That is not how time complexity works. You cannot do "simple math" like that.
A two-dimensional square array of extent x has n = x*x elements. Printing these n elements takes n operations (or n/m if you print m items at a time), which is O(N). The necessary work increases linearly with the number of elements (which is, incidentially, quadratic in respect of the array extent -- but if you arranged the same number of items in a 4-dimensional array, would it be any different? Obviously, no. That doesn't magically make it O(N^4)).
What you use time complexity for is not stuff like that anyway. What you want time complexity to tell you is an approximate idea of how some particular algorithm may change its behavior if you grow the number of inputs beyond some limit.
So, what you want to know is, if you do XYZ on one million items or on two million items, will it take approximately twice as long, or will it take approximately sixteen times as long, for example.
Time complexity analysis is irrespective of "small details" such as how much time an actual operations takes. Which tends to make the whole thing more and more academic and practically useless in modern architectures because constant factors (such as memory latency or bus latency, cache misses, faults, access times, etc.) play an ever-increasing role as they stay mostly the same over decades while the actual cost-per-step (instruction throughput, ALU power, whatever) goes down steadily with every new computer generation.
In practice, it happens quite often that the dumb, linear, brute force approach is faster than a "better" approach with better time complexity simply because the constant factor dominates everything.
What I have done:
I measured the time spent processing 100, 1000, 10000, 100000, 1000000 items.
Measurements here: https://github.com/DimaBond174/cache_single_thread
.
Then I assumed that O(n) increases in proportion to n, and calculated the remaining algorithms with respect to O(n) ..
Having time measurements for processing 100, 1000, 10000, 100000, 1000000 items how can we now attribute the algorithm to O(1), O(log n), O(n), O(n log n), or O(n^2) ?
Let's define N as one of the possible inputs of data. An algorithm can have different Big O values depending on which input you're referring to, but generally there's only one big input that you care about. Without the algorithm in question, you can only guess. However there are some guidelines that will help you determine which it is.
General Rule:
O(1) - the speed of the program barely changes regardless of size of data. To get this, a program must not have loops operating on the data in question at all.
O(log N) - the program slows down slightly when N increases dramatically, in a logarithmic curve. To get this, loops must only go through a fraction of the data. (for example, binary search).

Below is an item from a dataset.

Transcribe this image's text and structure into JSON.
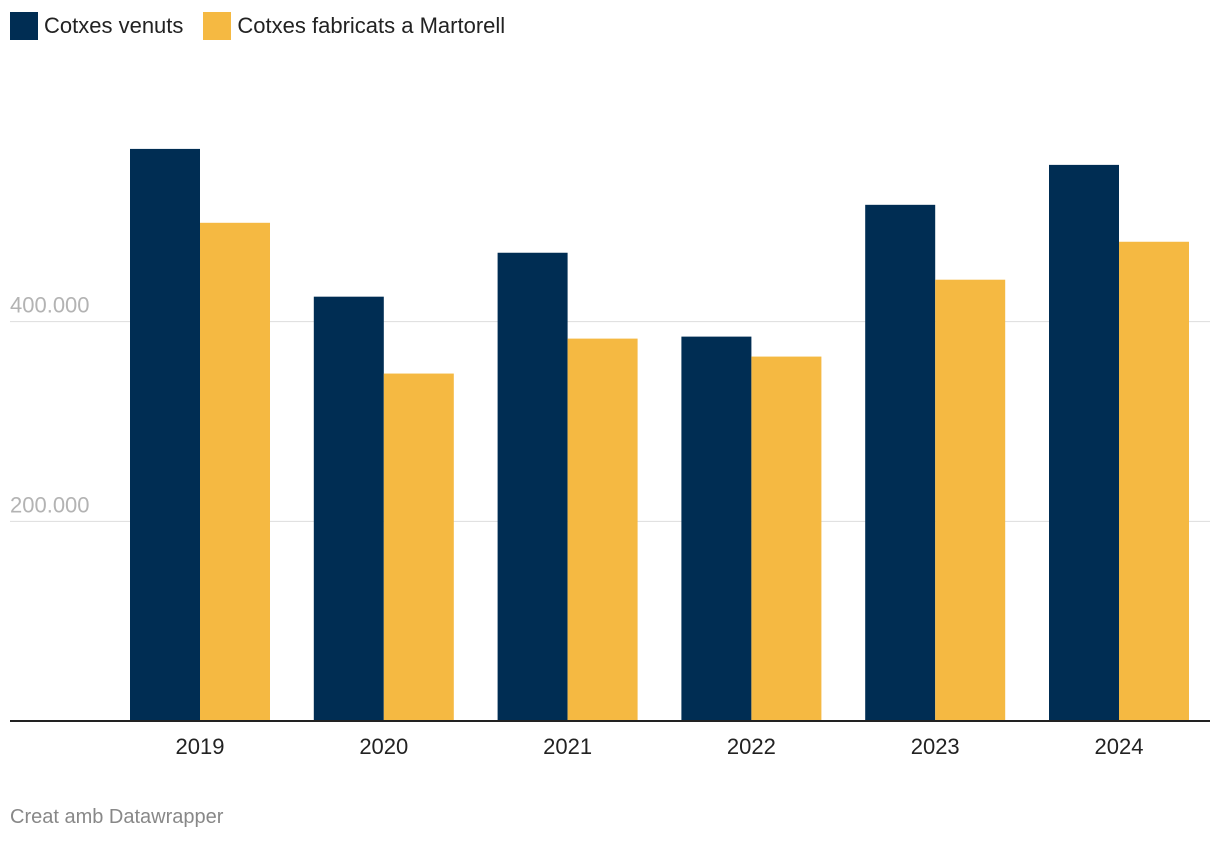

O(N) - the program's speed is directly proportional to the size of the data input. If you perform an operation on each unit of the data, you get this. You must not have any kind of nested loops (that act on the data).

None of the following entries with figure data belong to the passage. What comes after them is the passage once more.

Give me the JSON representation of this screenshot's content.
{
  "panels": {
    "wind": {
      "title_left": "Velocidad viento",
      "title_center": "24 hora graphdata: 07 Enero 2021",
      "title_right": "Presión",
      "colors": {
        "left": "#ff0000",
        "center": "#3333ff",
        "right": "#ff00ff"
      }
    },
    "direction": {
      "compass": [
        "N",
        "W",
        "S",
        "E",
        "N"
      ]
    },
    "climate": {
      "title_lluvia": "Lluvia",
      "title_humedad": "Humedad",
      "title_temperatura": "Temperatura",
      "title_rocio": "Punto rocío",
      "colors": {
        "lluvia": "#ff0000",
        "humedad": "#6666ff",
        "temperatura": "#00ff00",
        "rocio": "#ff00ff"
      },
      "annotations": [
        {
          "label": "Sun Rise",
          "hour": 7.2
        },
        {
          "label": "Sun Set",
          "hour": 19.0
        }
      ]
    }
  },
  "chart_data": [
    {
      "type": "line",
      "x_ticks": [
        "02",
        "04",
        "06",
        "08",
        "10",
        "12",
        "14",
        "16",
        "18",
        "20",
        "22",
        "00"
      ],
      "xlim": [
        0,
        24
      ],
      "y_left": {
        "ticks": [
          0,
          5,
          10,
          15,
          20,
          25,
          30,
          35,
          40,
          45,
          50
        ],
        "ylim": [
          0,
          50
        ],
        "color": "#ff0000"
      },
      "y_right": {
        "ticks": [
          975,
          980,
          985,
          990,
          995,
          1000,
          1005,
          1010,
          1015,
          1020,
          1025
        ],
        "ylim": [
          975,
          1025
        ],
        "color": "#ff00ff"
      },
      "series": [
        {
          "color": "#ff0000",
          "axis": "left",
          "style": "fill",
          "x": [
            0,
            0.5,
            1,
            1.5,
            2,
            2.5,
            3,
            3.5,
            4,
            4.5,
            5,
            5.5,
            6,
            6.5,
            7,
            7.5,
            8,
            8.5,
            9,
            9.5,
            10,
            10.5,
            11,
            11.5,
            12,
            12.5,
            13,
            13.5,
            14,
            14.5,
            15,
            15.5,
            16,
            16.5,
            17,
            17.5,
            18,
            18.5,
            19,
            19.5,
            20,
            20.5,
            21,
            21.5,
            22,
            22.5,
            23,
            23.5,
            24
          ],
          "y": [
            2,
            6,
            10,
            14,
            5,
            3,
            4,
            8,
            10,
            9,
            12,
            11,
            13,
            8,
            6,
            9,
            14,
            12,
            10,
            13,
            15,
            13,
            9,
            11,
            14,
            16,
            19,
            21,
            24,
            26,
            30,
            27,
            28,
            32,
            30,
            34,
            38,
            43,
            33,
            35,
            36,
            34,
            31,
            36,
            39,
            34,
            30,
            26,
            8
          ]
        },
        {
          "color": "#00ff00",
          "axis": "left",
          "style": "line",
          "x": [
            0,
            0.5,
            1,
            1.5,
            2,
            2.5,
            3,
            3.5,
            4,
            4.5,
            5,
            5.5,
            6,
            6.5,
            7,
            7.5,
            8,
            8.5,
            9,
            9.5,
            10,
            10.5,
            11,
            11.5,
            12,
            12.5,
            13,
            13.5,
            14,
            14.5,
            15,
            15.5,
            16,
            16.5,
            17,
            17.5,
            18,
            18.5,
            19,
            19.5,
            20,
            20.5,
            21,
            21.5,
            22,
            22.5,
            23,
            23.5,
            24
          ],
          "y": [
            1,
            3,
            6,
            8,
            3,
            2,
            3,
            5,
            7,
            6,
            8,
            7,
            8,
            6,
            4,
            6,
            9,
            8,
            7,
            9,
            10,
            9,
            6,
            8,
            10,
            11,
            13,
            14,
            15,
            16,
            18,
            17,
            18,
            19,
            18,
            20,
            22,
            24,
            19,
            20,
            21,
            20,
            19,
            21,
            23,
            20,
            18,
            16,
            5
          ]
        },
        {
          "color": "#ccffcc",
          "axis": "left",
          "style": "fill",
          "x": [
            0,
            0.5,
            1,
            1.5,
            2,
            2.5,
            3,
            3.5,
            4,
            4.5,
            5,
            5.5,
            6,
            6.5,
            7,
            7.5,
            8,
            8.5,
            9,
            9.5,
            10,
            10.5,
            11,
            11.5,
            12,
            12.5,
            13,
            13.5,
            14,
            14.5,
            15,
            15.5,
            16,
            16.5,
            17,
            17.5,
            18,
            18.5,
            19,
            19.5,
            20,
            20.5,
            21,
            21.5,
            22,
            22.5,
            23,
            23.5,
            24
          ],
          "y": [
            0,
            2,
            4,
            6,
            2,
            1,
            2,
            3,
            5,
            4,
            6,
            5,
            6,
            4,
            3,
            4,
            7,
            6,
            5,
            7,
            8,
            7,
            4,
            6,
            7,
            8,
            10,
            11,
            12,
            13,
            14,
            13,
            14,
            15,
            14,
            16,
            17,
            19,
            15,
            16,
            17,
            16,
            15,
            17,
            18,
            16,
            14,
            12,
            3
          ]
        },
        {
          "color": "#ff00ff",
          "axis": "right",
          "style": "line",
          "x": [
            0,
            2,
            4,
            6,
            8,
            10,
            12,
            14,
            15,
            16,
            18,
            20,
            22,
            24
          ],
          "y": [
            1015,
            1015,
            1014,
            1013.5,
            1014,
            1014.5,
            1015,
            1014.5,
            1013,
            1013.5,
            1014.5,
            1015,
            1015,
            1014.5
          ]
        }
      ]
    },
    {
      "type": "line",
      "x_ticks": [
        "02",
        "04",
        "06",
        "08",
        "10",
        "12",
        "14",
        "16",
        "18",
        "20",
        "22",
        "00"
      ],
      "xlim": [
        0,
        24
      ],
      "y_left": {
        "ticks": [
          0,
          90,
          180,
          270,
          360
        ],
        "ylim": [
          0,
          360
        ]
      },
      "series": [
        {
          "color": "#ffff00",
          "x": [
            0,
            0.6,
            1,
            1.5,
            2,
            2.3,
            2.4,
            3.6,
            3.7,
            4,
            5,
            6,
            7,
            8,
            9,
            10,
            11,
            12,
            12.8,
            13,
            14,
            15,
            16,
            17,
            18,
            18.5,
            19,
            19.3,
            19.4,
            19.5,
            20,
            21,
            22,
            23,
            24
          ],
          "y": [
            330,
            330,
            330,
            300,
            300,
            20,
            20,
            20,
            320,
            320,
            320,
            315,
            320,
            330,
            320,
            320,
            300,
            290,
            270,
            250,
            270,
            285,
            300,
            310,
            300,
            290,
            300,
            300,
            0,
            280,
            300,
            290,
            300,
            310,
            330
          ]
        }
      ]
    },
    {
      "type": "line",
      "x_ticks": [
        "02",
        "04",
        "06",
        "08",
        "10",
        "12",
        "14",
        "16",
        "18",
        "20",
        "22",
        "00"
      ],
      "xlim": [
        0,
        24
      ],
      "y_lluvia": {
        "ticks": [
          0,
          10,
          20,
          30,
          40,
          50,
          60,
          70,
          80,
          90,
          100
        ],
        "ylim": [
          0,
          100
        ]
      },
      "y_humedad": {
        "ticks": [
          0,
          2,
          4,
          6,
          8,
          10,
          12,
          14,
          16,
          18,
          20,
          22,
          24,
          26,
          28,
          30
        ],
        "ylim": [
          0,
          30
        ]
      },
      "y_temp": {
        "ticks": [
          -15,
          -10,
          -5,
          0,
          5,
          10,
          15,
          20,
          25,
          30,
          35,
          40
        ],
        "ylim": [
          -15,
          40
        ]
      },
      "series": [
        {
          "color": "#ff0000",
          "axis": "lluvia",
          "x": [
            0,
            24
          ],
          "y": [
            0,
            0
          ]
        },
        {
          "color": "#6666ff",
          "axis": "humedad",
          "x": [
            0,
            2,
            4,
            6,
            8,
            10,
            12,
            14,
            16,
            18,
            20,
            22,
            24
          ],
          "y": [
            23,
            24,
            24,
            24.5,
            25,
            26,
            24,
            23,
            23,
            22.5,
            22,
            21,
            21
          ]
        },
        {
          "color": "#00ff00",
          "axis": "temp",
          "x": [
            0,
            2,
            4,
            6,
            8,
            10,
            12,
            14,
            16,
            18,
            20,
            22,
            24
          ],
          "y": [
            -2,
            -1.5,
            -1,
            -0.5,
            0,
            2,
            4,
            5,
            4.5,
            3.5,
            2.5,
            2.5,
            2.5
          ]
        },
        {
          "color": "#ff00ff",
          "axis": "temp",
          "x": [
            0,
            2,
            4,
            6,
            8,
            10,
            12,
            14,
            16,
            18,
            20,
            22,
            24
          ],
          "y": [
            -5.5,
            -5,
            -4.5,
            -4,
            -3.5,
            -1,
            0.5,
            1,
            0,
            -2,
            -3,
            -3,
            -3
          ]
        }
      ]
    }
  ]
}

O(N log N)- the program's speed is significantly reduced by larger input. This occurs when you have a O(logN) operation NESTED in a loop that would otherwise be O(N). So for example, you had a loop that did a binary search for each unit of data.
O(N^2) - The program will slow down to a crawl with larger input and eventually stall with large enough data. This happens when you have NESTED loops. Same as above, but this time the nested loop is O(N) instead of O(log N)
So, try to think of a looping operation as O(N) or O(log N). Then, whenever you have nesting, multiply them together. If the loops are NOT nested, they are not multiplied like this. So two loops separate from each other would simply be O(2N) and not O(N^2).
Also remember that you may have loops under the hood, so you should think about them too. For example, if you did something like Arrays.sort(X) in Java, that would be a O(N logN) operation. So if you have that inside a loop for some reason, your program is going to be a lot slower than you think.
Hope that answers your question.